Which statement correctly matches the disorder with its key feature?

Disorders of bleeding are best understood by where the problem lies: in the coagulation cascade or in platelets. Hemophilia A and hemophilia B are classic examples of coagulation-factor deficiencies. In one, the body lacks factor VIII; in the other, factor IX. Without these factors, the intrinsic pathway of coagulation cannot properly generate a stable fibrin clot, leading to bleeding tendencies that are often deep and extensive. Lab testing typically shows a prolonged aPTT with a normal PT and a normal platelet count, reflecting a clotting-sauce defect rather than a platelet or vascular problem. Von Willebrand disease, by contrast, stems from a defect in von Willebrand factor, which is crucial for platelets to adhere to the damaged vessel wall.
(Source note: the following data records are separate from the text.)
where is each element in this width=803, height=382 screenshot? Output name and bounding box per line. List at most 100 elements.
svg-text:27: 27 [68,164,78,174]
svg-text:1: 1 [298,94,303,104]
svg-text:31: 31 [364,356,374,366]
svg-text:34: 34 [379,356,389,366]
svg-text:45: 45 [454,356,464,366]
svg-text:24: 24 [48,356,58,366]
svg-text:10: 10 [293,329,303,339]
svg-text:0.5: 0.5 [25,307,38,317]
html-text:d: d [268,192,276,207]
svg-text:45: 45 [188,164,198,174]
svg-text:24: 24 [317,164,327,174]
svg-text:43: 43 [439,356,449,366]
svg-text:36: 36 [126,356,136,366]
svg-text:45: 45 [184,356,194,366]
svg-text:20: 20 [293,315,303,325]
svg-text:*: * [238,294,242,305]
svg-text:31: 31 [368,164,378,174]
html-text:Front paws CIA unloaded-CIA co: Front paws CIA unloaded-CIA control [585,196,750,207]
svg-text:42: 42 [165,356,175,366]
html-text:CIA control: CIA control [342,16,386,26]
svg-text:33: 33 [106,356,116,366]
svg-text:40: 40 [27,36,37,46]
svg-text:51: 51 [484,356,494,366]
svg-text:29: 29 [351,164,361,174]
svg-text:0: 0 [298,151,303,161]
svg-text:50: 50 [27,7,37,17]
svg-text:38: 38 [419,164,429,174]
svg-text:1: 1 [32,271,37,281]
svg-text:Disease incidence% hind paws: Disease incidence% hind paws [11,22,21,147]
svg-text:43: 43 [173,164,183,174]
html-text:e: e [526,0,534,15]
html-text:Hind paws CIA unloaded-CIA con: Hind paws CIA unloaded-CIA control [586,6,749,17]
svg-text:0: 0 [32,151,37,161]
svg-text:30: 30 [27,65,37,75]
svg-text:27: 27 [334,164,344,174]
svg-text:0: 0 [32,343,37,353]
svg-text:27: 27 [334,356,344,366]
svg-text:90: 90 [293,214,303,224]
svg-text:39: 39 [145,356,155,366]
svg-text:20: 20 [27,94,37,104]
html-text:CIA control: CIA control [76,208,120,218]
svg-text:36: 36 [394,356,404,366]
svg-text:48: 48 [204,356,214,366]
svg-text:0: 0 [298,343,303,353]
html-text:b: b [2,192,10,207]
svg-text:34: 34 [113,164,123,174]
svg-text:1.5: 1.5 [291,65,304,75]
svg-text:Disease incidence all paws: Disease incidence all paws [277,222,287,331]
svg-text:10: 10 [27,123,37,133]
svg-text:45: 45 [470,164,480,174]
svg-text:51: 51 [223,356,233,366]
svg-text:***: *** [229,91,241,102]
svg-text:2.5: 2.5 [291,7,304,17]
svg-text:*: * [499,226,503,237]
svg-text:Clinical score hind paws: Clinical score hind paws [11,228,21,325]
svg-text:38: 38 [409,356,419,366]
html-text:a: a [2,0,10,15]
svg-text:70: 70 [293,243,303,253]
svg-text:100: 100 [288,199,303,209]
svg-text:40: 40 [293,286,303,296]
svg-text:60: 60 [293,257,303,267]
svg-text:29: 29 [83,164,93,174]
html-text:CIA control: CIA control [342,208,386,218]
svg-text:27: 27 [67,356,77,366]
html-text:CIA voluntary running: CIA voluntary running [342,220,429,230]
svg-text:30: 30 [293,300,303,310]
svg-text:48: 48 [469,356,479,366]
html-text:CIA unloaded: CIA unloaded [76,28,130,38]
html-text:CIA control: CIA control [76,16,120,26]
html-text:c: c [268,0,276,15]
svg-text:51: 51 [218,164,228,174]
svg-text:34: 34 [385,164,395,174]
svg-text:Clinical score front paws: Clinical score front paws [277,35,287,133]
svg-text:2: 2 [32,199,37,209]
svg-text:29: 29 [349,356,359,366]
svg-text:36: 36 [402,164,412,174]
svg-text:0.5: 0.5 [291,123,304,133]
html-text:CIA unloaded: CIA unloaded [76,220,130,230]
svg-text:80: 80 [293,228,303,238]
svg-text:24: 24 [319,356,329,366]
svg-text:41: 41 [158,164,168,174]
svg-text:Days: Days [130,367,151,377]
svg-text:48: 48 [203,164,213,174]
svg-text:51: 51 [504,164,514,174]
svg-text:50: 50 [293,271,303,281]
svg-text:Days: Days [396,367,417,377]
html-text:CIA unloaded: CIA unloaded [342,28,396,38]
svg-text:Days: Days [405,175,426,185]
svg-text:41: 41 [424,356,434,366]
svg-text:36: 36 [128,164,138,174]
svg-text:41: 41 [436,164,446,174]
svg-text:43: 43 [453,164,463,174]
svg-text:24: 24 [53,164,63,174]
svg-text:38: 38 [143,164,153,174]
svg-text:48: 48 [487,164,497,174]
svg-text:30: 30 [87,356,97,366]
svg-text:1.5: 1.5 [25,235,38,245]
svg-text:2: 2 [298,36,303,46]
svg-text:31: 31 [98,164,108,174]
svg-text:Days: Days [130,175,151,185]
This impairs platelet plug formation and leads to mucocutaneous bleeding, but it is not characterized by excess platelet aggregation. Thrombocytopenia is the opposite scenario: too few platelets, not elevated counts. Sickle cell disease is a hematologic disorder involving abnormal hemoglobin that causes hemolysis and vaso-occlusion, so its primary impact is not a simple vascular defect devoid of hematologic effects. So the statement linking hemophilia A and B to deficiencies of coagulation factors VIII and IX correctly captures the essential mechanism.